Important! In the process of pickling, foam will collect on the surface of the cabbage, which must be removed.
cabbage (red cabbage)
1 average head of cabbage
Nutritional value per 100 g
- Wash the heads of cabbage, remove the top leaves and chop the rest of the vegetable.
- Wash and peel the apples, be sure to remove the core and stem.
- Cut the fruit into small strips, and peeled and washed onions into thin rings or half rings.
- Add salt to the chopped cabbage leaves and crush them with your hands, since you need to ferment the vegetables in the juice.
- Put chopped and salted cabbage leaves in a barrel or deep pan, add a layer of apples, onion and dill seeds to them.
- Stir the mixture well and taste: maybe you still need to salt it.
- Press the finished workpiece upside down and place the load on top, leaving the workpiece with oppression for at least 4 days. After this time, you can put the fruit and vegetable mixture in banks and put it in the pantry or cellar. If everything is done correctly, the result should be a tasty, slightly sweet snack for any main course.
It is necessary to approach the creation of blanks with all responsibility, but the process of further storage of the finished product deserves no less attention.
The slightest violation of recommendations regarding temperature values in the storehouse or excess of humidity will make sauerkraut not so useful, and some of the vitamins may disappear.
The optimum temperature for such snacks is from + 3 ° C to + 10 ° C, with a relative humidity of 70–80%. Small deviations from these norms are possible, but it is better that they be insignificant.

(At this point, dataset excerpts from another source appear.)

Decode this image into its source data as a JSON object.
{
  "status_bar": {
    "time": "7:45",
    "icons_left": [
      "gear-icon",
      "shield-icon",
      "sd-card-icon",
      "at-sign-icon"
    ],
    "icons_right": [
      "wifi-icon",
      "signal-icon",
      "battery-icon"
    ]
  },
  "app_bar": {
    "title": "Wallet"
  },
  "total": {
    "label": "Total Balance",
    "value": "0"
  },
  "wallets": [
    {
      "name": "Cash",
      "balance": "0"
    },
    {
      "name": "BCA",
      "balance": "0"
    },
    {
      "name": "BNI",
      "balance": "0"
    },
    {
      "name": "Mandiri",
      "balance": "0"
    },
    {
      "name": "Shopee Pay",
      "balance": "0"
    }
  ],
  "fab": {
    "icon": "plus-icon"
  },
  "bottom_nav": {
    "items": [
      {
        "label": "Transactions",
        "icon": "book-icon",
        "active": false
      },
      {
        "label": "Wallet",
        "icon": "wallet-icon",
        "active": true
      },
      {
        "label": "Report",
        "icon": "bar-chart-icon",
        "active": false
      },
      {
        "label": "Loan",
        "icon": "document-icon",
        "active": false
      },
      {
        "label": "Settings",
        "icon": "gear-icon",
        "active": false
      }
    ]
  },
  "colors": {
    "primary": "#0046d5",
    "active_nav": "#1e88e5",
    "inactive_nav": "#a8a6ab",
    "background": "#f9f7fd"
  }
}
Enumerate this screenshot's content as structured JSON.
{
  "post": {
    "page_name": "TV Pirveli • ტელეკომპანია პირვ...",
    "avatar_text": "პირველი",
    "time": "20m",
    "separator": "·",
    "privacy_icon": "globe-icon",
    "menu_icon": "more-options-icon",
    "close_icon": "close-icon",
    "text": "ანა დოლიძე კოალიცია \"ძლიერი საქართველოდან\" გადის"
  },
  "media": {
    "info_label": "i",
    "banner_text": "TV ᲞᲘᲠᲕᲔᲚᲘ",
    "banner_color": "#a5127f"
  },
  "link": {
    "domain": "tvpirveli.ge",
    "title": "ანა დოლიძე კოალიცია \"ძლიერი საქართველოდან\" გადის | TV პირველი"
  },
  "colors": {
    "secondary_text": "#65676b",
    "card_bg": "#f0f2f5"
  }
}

You can also prepare delicious meals on the basis of frozen sauerkraut, which is especially important for residents of apartments, where it is difficult to find more suitable conditions for whole cans.
True, it is advisable to do this only after a complete defrosting of the vegetable at room conditions, since when placed in boiling water, a significant part of the useful properties of the vegetable may be lost, not to mention taste data.In a word, there are many ways to harvest red cabbage for the winter, so whether you decide to pickle it, ferment it or want to pour it with brine, in any case you should get a decent winter harvest, with a pleasant taste and delicious aroma.
Did you know? In Japan, cabbage is not only eaten, but also grown for decorative purposes, because when the gardens become few ordinary flowering plants, beautiful cabbage heads with a varied color of internal leaves remain on the garden beds.
Moreover, the presented recipes options allow you to create an externally attractive product, which is clearly visible in the above photos.